The subtle currents beneath him began to sustain themselves, a faint shimmer around his boots. He found a rhythm, a precise ebb and flow of will. He wasn’t walking anymore; he was gliding, an ethereal whisper above the jagged stone. The thin air still bit, but his steps were light, almost effortless. It was as if the very Void-Wind itself carried him.
Yet, the mana consumption remained significant. He couldn’t maintain this pace for long. Silas concentrated harder, seeking to optimize, to find the most efficient manipulation, the subtlest command. He sought the whisper, not the shout, of his power.
And slowly, steadily, his mana expenditure lessened. His core, though strained, began to hold. He moved comfortably, silently, across the treacherous peaks, a ghost traversing the roof of the world.
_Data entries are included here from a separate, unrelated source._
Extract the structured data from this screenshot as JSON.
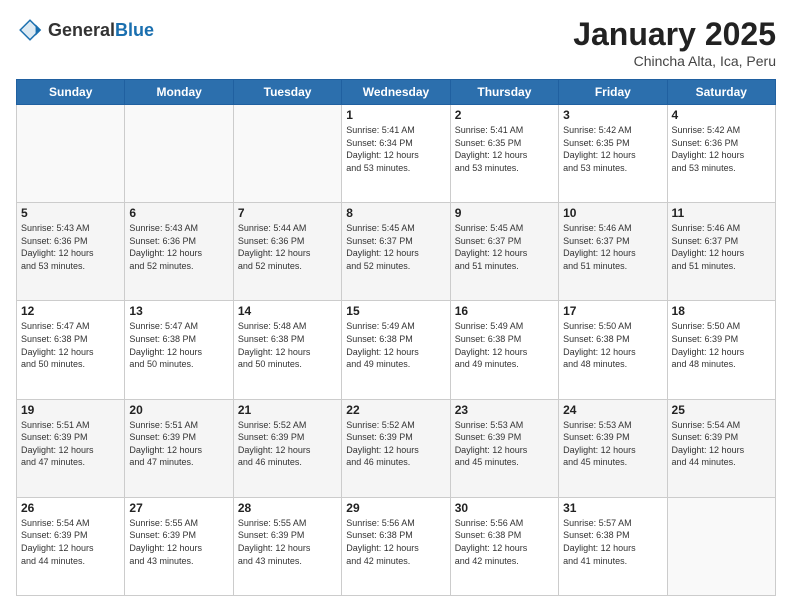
{
  "header": {
    "logo_general": "General",
    "logo_blue": "Blue",
    "month": "January 2025",
    "location": "Chincha Alta, Ica, Peru"
  },
  "days_of_week": [
    "Sunday",
    "Monday",
    "Tuesday",
    "Wednesday",
    "Thursday",
    "Friday",
    "Saturday"
  ],
  "weeks": [
    [
      {
        "day": "",
        "info": ""
      },
      {
        "day": "",
        "info": ""
      },
      {
        "day": "",
        "info": ""
      },
      {
        "day": "1",
        "info": "Sunrise: 5:41 AM\nSunset: 6:34 PM\nDaylight: 12 hours\nand 53 minutes."
      },
      {
        "day": "2",
        "info": "Sunrise: 5:41 AM\nSunset: 6:35 PM\nDaylight: 12 hours\nand 53 minutes."
      },
      {
        "day": "3",
        "info": "Sunrise: 5:42 AM\nSunset: 6:35 PM\nDaylight: 12 hours\nand 53 minutes."
      },
      {
        "day": "4",
        "info": "Sunrise: 5:42 AM\nSunset: 6:36 PM\nDaylight: 12 hours\nand 53 minutes."
      }
    ],
    [
      {
        "day": "5",
        "info": "Sunrise: 5:43 AM\nSunset: 6:36 PM\nDaylight: 12 hours\nand 53 minutes."
      },
      {
        "day": "6",
        "info": "Sunrise: 5:43 AM\nSunset: 6:36 PM\nDaylight: 12 hours\nand 52 minutes."
      },
      {
        "day": "7",
        "info": "Sunrise: 5:44 AM\nSunset: 6:36 PM\nDaylight: 12 hours\nand 52 minutes."
      },
      {
        "day": "8",
        "info": "Sunrise: 5:45 AM\nSunset: 6:37 PM\nDaylight: 12 hours\nand 52 minutes."
      },
      {
        "day": "9",
        "info": "Sunrise: 5:45 AM\nSunset: 6:37 PM\nDaylight: 12 hours\nand 51 minutes."
      },
      {
        "day": "10",
        "info": "Sunrise: 5:46 AM\nSunset: 6:37 PM\nDaylight: 12 hours\nand 51 minutes."
      },
      {
        "day": "11",
        "info": "Sunrise: 5:46 AM\nSunset: 6:37 PM\nDaylight: 12 hours\nand 51 minutes."
      }
    ],
    [
      {
        "day": "12",
        "info": "Sunrise: 5:47 AM\nSunset: 6:38 PM\nDaylight: 12 hours\nand 50 minutes."
      },
      {
        "day": "13",
        "info": "Sunrise: 5:47 AM\nSunset: 6:38 PM\nDaylight: 12 hours\nand 50 minutes."
      },
      {
        "day": "14",
        "info": "Sunrise: 5:48 AM\nSunset: 6:38 PM\nDaylight: 12 hours\nand 50 minutes."
      },
      {
        "day": "15",
        "info": "Sunrise: 5:49 AM\nSunset: 6:38 PM\nDaylight: 12 hours\nand 49 minutes."
      },
      {
        "day": "16",
        "info": "Sunrise: 5:49 AM\nSunset: 6:38 PM\nDaylight: 12 hours\nand 49 minutes."
      },
      {
        "day": "17",
        "info": "Sunrise: 5:50 AM\nSunset: 6:38 PM\nDaylight: 12 hours\nand 48 minutes."
      },
      {
        "day": "18",
        "info": "Sunrise: 5:50 AM\nSunset: 6:39 PM\nDaylight: 12 hours\nand 48 minutes."
      }
    ],
    [
      {
        "day": "19",
        "info": "Sunrise: 5:51 AM\nSunset: 6:39 PM\nDaylight: 12 hours\nand 47 minutes."
      },
      {
        "day": "20",
        "info": "Sunrise: 5:51 AM\nSunset: 6:39 PM\nDaylight: 12 hours\nand 47 minutes."
      },
      {
        "day": "21",
        "info": "Sunrise: 5:52 AM\nSunset: 6:39 PM\nDaylight: 12 hours\nand 46 minutes."
      },
      {
        "day": "22",
        "info": "Sunrise: 5:52 AM\nSunset: 6:39 PM\nDaylight: 12 hours\nand 46 minutes."
      },
      {
        "day": "23",
        "info": "Sunrise: 5:53 AM\nSunset: 6:39 PM\nDaylight: 12 hours\nand 45 minutes."
      },
      {
        "day": "24",
        "info": "Sunrise: 5:53 AM\nSunset: 6:39 PM\nDaylight: 12 hours\nand 45 minutes."
      },
      {
        "day": "25",
        "info": "Sunrise: 5:54 AM\nSunset: 6:39 PM\nDaylight: 12 hours\nand 44 minutes."
      }
    ],
    [
      {
        "day": "26",
        "info": "Sunrise: 5:54 AM\nSunset: 6:39 PM\nDaylight: 12 hours\nand 44 minutes."
      },
      {
        "day": "27",
        "info": "Sunrise: 5:55 AM\nSunset: 6:39 PM\nDaylight: 12 hours\nand 43 minutes."
      },
      {
        "day": "28",
        "info": "Sunrise: 5:55 AM\nSunset: 6:39 PM\nDaylight: 12 hours\nand 43 minutes."
      },
      {
        "day": "29",
        "info": "Sunrise: 5:56 AM\nSunset: 6:38 PM\nDaylight: 12 hours\nand 42 minutes."
      },
      {
        "day": "30",
        "info": "Sunrise: 5:56 AM\nSunset: 6:38 PM\nDaylight: 12 hours\nand 42 minutes."
      },
      {
        "day": "31",
        "info": "Sunrise: 5:57 AM\nSunset: 6:38 PM\nDaylight: 12 hours\nand 41 minutes."
      },
      {
        "day": "",
        "info": ""
      }
    ]
  ]
}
Vorlag, without ever looking back, sensed the change. The subtle shift in air currents around Silas, the faint hum of concentrated ether, the altered rhythm of his breathing – all spoke volumes. A faint, almost imperceptible flicker of approval crossed the ancient hunter’s face.
“You have become a somewhat less foolish boy, Silas.”
By his standards, it was high praise indeed.